New Alzheimer’s disease treatment targets an enzyme

Scientists at the Indiana University School of Medicine say they have uncovered a promising new strategy for treating Alzheimer’s disease by targeting an enzyme in the brain that appears to play a central role in plaque buildup and neuronal health.

In a study published in Alzheimer’s & Dementia: The Journal of the Alzheimer’s Association, the research team found that removing an enzyme known as IDOL from neurons substantially reduced amyloid plaques — one of the hallmark features of Alzheimer’s disease. The findings suggest that blocking the enzyme could lead to a new class of treatments aimed at slowing or potentially altering the course of the disease.

Over the past several years, the U.S. Food and Drug Administration has approved two disease-modifying drugs for Alzheimer’s — lecanemab and donanemab — both designed to remove amyloid plaque buildup in the brain. These medications can help stabilize patients, effectively “freezing” them in their current functional state. However, researchers continue to search for additional therapeutic strategies that may provide broader or longer-lasting benefits.

Treatment targets an enzyme

The IU team, led by Hande Karahan, Ph.D., assistant research professor of medical and molecular genetics, and Jungsu Kim, Ph.D., the P. Michael Conneally Professor of Medical and Molecular Genetics, focused on IDOL, an enzyme involved in regulating lipid metabolism and neuronal communication.

“What makes this exciting is that we now have a specific target that could lead to a new type of treatment,” Kim said. “We believe that IDOL will provide us with an alternative strategy to treat Alzheimer’s disease.”

Enzymes are often attractive drug targets because they have clearly defined active sites — or “pockets” — where medications can bind and block activity. That precision, Kim explained, makes it possible to design drugs that hit the intended target while minimizing side effects.

To investigate IDOL’s role, researchers generated two separate animal models of Alzheimer’s disease. In one model, they deleted the IDOL gene in neurons. In the other, they removed it from microglia, the brain’s immune cells.

Surprising results

The researchers initially expected microglia to be the main driver of plaque clearance, since immune cells play a key role in removing amyloid and are the primary source of IDOL in the brain. Instead, they found that deleting IDOL from neurons produced the most striking results.

Removing IDOL from neurons not only reduced amyloid plaques but also lowered levels of apolipoprotein E (APOE), a protein strongly associated with Alzheimer’s risk.

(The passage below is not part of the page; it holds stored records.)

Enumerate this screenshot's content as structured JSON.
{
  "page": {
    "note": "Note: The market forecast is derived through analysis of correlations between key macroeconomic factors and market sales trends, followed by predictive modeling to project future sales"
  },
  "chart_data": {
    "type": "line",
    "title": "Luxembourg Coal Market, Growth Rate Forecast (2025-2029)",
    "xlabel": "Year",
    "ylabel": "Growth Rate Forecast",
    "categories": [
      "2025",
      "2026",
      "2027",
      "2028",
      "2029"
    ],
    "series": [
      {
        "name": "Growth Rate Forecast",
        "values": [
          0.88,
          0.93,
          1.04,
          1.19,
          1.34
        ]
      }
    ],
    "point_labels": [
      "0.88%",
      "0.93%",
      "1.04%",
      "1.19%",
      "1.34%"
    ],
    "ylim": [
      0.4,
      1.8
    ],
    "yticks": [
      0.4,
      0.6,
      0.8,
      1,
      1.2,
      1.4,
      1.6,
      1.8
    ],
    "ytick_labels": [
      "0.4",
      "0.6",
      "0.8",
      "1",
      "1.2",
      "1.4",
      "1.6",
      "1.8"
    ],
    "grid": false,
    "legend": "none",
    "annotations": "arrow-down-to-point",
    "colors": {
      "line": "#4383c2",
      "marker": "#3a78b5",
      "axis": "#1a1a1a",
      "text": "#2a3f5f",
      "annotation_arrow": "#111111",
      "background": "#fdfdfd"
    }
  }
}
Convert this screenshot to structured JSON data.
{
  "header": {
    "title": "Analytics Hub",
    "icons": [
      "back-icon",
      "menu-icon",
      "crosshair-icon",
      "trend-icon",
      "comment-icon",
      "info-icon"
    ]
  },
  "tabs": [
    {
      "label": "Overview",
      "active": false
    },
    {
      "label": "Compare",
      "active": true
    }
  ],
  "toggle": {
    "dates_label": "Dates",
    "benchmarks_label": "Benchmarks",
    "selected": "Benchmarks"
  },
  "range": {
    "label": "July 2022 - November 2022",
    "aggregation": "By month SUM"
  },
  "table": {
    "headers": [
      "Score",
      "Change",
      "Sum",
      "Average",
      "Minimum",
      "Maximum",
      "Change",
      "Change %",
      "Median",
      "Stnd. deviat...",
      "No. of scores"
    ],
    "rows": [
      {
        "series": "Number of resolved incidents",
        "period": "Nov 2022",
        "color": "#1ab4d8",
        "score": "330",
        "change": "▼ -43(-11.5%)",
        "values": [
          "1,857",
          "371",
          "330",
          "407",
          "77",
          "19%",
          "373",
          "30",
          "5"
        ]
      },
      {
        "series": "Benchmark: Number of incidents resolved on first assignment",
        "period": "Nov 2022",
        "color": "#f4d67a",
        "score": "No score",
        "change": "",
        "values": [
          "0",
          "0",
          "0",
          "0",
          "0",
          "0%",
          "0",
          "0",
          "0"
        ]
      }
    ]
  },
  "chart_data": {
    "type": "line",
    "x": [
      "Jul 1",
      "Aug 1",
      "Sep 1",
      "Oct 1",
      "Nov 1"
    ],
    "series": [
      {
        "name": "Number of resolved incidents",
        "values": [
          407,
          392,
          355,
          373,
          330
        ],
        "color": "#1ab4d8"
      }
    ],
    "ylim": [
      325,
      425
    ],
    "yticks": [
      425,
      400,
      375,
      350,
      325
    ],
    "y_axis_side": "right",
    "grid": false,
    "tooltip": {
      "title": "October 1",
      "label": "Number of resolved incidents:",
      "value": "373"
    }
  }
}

One variant of the protein, APOE4, is considered the strongest genetic risk factor for late-onset Alzheimer’s disease. APOE also plays an essential role in lipid metabolism within the brain.

In addition, the team observed increased levels of certain receptors that regulate both APOE and amyloid plaques when IDOL was removed from neurons. These receptors are important for lipid metabolism and healthy communication between neurons. 

According to Dr. Karahan, emerging research suggests that activating pathways controlled by these receptors may help protect against cognitive decline, even in individuals with high plaque levels.

“This is especially important from a clinical perspective because patients are usually diagnosed with the disease after accumulating substantial amyloid plaque load in the brain,” Karahan said. “Not only decreasing amyloid levels but also increasing resilience to these pathological changes could maximize clinical benefits.”